I literally stumbled across Donatella Cinelli Colombini’s estate in Montalcino on a drive through Tuscany late spring of 2015. Montalcino is located 80km south of Florence in the Tuscan wine region and passes through some of the most picturesque landscapes of Tuscany including the hills of the Val d’Orcia and the Creti Senesi.
Donatella’s estate has two wineries, Casato Prime Donne in Montalcino and Fattoria del Colle in Trequanda.
Little did I know at the time how unique and revolutionary this estate was — not just to the Tuscan region, but to all of Italy!
Donatella was born in 1953 to a family of producers of Brunello di Montalcino. The estate was inherited by Donatella in 1998. At that time, she desperately needed a wine cellar manager to monitor the aging of the vineyards’ Brunello. Donatella did the most logical thing at the time: She contacted the Oenology School of Siena to hire a good student. She was then told that she needed to reserve a resource at least one year in advance because ‘everybody’ was booked. However, if she wanted female wine technicians they were available since no one would hire them!
That one phone call laid the foundation to something very significant of its time and I was incredibly happy and proud to stand as a woman on such pioneering soils. The outcome? Well, at the winery they will proudly tell you that, “Donatella Il Casato Prime Donne winery is run entirely by women and the only winery in Italy to do so!”
Not only is the winery exclusively run by women, the number of women who staff the rest of the estate is distinctively high as well. The vintners are all women, as well as winemaker and they are truly a flagship for women in the wine business. Their wines have won several awards and they continue to break and cross barriers in Italy today.
Donatella didn’t just stop there. The “Prime Donne Wine Selection” which is chosen each year is made up of a panel of four women. She also organizes the “Premio Casato Prime Donne,” an annual international journalism and photography competition that awards female figures who are either an example or have provided help to the female world.
Donatella is not just an advocate for women in wine in Italy, she also promotes education and tourism around wine. She created the “Wine Tourism Movement” called “Cantine Aperte” (Open Wine Cellars) in 1993. It is a weekend that promotes tourism in the wine sector, presents local wine producers, and educates the public on various steps behind the creation of a bottle of wine. What I really love about Cantine Aperte is that it brings tourists into the local areas of smaller wine producers. It has been growing by leaps and bounds year over year with more than 800 wine cellars opening their doors to well in excess of 1 million visitors today.

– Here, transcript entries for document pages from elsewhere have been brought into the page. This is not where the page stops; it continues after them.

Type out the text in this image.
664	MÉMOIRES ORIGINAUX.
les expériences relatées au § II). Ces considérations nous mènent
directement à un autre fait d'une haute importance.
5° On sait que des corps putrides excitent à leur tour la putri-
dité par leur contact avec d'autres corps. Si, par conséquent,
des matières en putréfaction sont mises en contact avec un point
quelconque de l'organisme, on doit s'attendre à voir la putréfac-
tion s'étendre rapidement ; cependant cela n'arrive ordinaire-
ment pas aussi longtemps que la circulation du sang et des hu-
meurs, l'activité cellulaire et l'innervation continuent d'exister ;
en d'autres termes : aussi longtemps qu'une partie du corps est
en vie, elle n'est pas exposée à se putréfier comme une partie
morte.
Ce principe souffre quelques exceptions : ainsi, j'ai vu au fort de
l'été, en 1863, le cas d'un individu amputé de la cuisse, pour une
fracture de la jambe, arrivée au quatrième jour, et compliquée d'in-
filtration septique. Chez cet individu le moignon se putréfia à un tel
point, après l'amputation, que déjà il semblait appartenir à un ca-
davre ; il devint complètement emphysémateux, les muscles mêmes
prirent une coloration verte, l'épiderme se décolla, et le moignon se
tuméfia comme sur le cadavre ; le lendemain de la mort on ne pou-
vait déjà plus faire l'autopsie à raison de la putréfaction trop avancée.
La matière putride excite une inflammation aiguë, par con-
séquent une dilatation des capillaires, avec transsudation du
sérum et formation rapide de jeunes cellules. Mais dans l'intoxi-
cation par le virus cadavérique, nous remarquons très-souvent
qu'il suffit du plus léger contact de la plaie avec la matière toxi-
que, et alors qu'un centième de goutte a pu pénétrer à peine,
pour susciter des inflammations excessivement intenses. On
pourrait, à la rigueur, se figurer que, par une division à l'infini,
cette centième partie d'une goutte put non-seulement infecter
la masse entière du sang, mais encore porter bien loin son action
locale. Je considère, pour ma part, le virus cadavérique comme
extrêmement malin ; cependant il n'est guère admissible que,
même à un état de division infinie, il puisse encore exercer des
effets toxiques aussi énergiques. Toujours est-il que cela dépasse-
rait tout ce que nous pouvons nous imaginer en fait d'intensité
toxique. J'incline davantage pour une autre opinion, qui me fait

In addition to all this great work, Donatella currently teaches wine tourism in a Masters graduate programme to three universities and has authored “Manuale del Turismo del Vino” (Wine Tourism Manual).
A proud memento I still carry with me to this day that I purchased at the winery is Donatella’s wine cork on a keychain… an honoured symbol of Women Breaking the Wine Glass Ceiling!
2008 Donatella Cinelli Brunello di Montalcino:
Brunello is short for Brunello di Montalcino. It is considered one of the two “King of Italian Wines” – the other being Borolo. Brunello is strictly made with 100% Sangiovese grapes. It is very age worthy (between 10-25 years) and best after 10 years. It was a treat to open this bottle at the start of its best years!
On the nose it is floral, full of pepper, fig, tobacco, spice and red fruit. The notes of each flavour plays beautifully into each other you can’t help but let it resonate and go back for another inhale.
On the palate it is juicy, herbaceous, spicy with cherry, figs and espresso. The acidity is nicely balanced and the tannins a touch stiff but integrated. It has a beautiful long finish with a replay of flavours that is just gorgeous!
A bit of a treat as I remember paying €44 each bottle at the winery – I bought 3 (drink, share and keep right!)
Know your winemaker, know your wine.